The city’s government issued a statement on June 20 saying that a civil referendum “does not exist in the Basic Law nor in Hong Kong’s domestic legislation, and has no legal effect.” The Basic Law is the city’s de-facto constitution. Yesterday, Secretary for Justice Rimsky Yuen said that the vote is “no more than an expression of opinion by the general public.”
“This is a civil referendum organized by civil society, we never claimed that it has legal force,” said Benny Tai, an associate professor specializing in constitutional and administrative law at the University of Hong Kong and one of the organizers. “Any responsible government must at least respond to demands from such a substantial number of the community.”
Hong Kong’s benchmark stock index tumbled the most in three months today as the political tension amplified a selloff spurred by falling Chinese property prices and higher money-market rates.
Political developments in Hong Kong are probably eroding China’s confidence, “making them avoid relying too much on Hong Kong for international financing activities,” Jospeh Yam, the city’s former central banker, wrote in a book published this week.
Heightened tensions between the pro-democracy camp in Hong Kong and Beijing have sparked criticism by state-backed media.
On June 16, an opinion piece in China Daily likened the situation in Hong Kong to a fable about a greedy fisherman’s wife who wished for too much.

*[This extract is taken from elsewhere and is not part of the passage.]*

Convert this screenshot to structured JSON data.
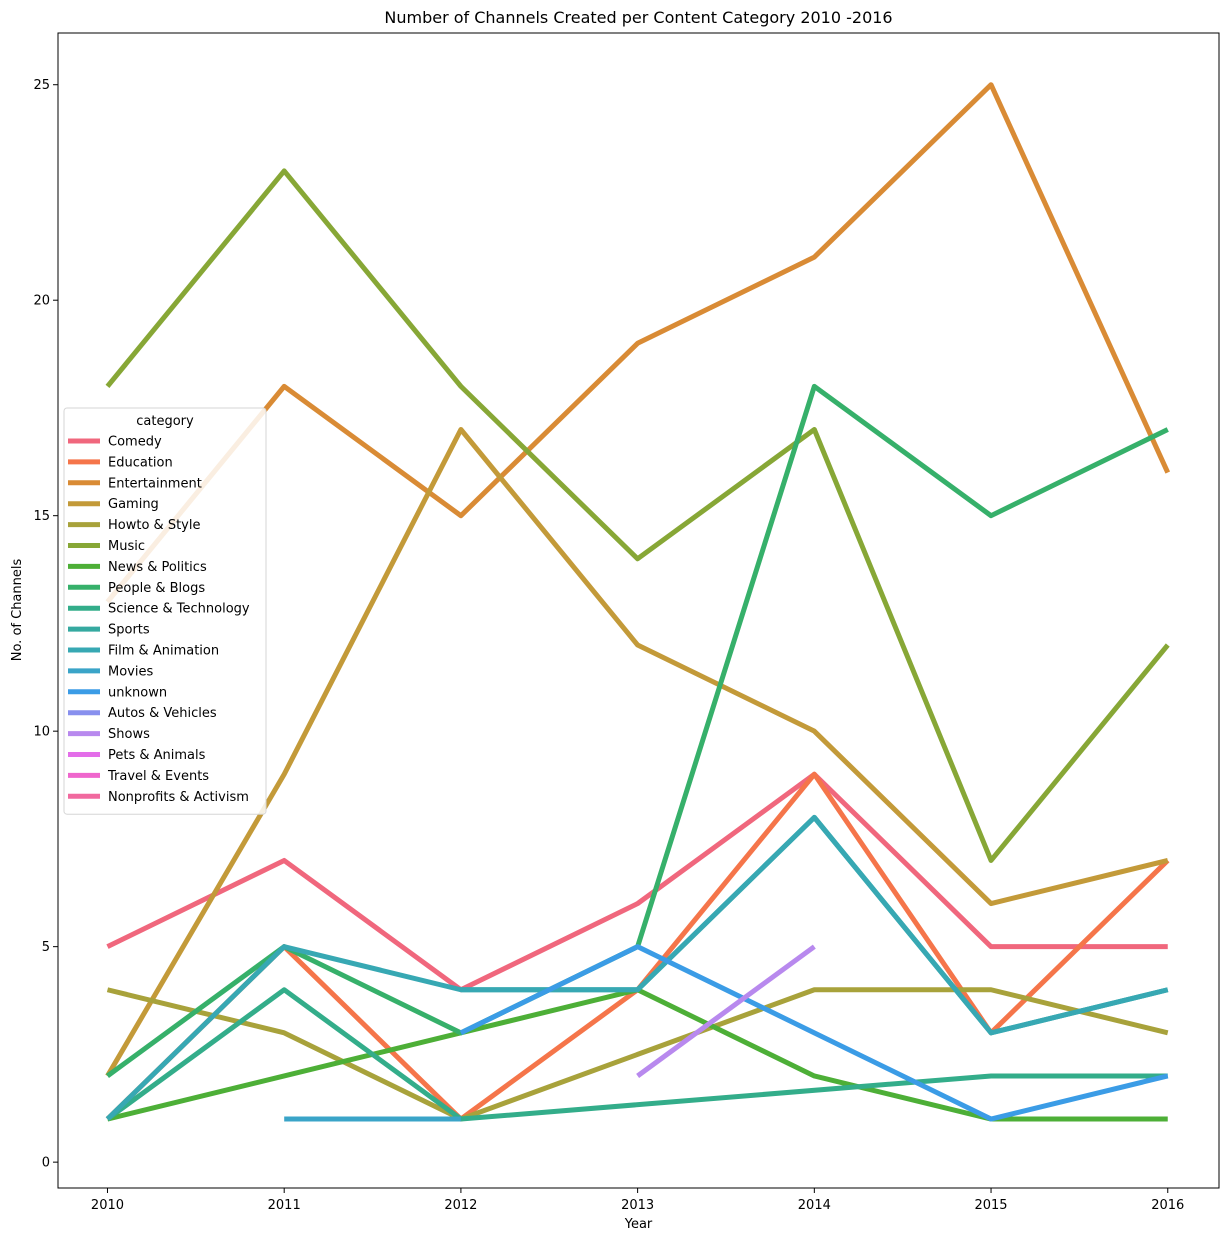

The official Xinhua news agency called the referendum a “political farce,” saying it is not in line with Hong Kong’s Basic Law, citing the Hong Kong and Macau Affairs Office of the State Council.
The “PopVote” website, jointly run by two local universities, suffered “severe” denial-of-service attacks, in which hackers flooded systems with information to shut them down, the poll organizers said in a statement dated June 19.